Undaunted, Boito drastically revised the work, removing whole scenes and turning the fifth act into an epilogue. Along with reducing its length by around one third, he changed the role of Faust from a baritone to a tenor. The revised version premiered on 4 October 1875 and this time Mefistofele was great success.

Boito continued to tinker with the score on and off over the next six years, a period which saw international productions including in London and Boston, and the definitive version finally saw the light of day at La Scala on 25 May 1881.

Conversation starters

  • In Boito’s libretto, Faust imagines he’s being shadowed by a sinister friar, but in Goethe’s original he is followed home by a large, black poodle.
  • Boito’s second opera, Nerone, occupied him on and off for nearly 50 years.

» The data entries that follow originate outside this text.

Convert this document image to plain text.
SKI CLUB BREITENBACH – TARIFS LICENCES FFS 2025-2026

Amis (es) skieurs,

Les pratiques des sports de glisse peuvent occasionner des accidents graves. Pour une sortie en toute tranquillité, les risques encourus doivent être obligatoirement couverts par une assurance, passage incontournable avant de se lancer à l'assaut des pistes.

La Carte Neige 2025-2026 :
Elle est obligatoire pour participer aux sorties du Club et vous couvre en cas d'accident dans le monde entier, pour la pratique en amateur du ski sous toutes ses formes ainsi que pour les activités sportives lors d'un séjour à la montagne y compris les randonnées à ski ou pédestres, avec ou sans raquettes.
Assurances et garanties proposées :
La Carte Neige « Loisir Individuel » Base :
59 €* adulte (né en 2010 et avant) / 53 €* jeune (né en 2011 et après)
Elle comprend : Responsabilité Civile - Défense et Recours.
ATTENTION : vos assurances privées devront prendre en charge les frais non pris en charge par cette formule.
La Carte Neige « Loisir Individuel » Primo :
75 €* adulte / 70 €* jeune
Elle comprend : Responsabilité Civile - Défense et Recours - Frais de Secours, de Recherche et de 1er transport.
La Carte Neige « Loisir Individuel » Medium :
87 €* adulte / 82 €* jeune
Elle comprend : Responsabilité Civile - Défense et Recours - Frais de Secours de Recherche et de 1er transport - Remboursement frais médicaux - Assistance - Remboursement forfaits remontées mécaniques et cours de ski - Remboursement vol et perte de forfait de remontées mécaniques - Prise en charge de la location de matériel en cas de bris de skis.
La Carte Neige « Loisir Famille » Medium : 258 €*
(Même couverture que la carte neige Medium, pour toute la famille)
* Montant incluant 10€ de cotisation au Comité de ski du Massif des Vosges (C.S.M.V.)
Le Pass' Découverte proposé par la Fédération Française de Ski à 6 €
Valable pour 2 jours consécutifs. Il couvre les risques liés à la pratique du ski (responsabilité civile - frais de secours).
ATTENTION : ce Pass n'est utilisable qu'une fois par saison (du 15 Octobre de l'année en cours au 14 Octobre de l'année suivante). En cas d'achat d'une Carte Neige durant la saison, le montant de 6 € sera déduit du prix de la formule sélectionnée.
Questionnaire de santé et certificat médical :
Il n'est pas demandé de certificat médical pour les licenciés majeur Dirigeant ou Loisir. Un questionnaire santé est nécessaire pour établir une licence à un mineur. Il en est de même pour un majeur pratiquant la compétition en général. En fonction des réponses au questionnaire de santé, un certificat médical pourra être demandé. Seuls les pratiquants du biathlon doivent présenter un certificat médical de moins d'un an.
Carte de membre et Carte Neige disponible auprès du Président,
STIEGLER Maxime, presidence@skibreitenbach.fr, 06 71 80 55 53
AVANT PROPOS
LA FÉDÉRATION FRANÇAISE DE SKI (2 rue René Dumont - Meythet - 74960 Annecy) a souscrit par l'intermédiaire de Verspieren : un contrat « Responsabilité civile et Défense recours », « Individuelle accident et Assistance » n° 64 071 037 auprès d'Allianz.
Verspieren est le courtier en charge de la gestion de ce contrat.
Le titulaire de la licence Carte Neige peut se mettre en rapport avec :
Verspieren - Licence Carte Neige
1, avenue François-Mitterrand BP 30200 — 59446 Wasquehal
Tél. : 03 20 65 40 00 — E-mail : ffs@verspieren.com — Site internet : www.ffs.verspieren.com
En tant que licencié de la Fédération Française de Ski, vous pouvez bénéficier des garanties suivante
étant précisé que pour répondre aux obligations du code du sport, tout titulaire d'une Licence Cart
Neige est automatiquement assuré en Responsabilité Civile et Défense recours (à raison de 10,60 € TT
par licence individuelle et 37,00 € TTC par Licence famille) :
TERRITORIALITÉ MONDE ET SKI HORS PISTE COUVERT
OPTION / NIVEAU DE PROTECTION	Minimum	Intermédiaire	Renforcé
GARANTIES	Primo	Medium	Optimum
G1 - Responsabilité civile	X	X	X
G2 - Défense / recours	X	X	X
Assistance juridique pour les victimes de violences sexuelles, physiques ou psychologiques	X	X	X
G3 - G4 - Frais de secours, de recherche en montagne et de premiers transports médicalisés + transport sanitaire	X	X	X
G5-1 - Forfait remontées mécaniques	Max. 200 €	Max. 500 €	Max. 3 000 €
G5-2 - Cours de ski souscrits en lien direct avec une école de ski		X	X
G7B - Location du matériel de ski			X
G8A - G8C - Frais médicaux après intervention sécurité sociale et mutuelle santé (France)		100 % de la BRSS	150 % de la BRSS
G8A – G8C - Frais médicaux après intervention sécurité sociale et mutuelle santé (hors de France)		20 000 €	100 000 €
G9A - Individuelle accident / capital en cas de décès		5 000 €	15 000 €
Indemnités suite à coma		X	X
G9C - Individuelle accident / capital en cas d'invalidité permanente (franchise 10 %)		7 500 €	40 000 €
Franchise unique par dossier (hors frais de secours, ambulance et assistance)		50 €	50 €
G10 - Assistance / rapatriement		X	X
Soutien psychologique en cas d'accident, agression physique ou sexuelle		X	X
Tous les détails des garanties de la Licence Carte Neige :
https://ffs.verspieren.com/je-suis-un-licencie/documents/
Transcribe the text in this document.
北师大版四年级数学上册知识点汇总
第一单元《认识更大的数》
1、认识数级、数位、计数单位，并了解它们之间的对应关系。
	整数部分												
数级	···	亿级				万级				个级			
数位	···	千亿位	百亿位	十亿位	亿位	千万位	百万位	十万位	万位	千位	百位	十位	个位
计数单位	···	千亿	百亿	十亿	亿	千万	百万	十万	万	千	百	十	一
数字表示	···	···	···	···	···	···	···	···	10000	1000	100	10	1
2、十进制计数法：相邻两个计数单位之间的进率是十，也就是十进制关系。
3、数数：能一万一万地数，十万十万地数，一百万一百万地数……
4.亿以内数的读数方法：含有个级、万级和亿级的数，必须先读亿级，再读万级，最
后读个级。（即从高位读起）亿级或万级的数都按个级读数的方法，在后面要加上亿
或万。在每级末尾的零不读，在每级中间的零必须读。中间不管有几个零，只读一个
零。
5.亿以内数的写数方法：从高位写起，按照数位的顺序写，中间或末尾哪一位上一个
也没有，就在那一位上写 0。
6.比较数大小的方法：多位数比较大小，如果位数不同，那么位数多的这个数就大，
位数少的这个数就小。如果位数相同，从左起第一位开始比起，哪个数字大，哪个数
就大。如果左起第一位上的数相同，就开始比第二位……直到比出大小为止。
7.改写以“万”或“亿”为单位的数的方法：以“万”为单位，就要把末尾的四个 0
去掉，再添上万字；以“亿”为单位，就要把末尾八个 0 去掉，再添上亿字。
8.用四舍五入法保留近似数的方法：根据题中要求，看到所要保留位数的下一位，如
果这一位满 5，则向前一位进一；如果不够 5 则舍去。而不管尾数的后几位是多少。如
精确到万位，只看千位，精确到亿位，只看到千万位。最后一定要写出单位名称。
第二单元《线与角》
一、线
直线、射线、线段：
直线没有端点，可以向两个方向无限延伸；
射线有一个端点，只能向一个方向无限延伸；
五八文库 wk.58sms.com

After his death it was completed in part by Arturo Toscanini and premiered successfully in Milan in 1924. Despite its dramatic ambition, it lacks the dramatical skill of the composer’s finest librettos and is short on memorable musical content.
  • Between 1887 and 1894, Boito was engaged in a clandestine affair with the great Italian actress Eleonora Duse.

In a nutshell

The composer: Boito. Italian. Late 19th and early 20th century.

The music: Dramatic, with powerful choruses and lyrical solos.

The big hit: ‘L'altra notte in fondo al mare’, Margherita’s passionate prison soliloquy as she waits to die.

The setting: The opera opens in Heaven before moving to 16th-century Frankfurt, including a scene on The Brocken, the highest peak in Northern Germany, and another set in Ancient Greece.

The history: The first version at La Scala lasted over five hours and was a flop. Boito’s revision triumphed in Bologna seven years later.

A quirky fact to impress your date: The 2005 film Batman Begins features a scene where the young Bruce Wayne is with his parents at a performance of Mefistofele and is terrified by the bat-winged creatures in the opera’s Witches’ Sabbath sequence.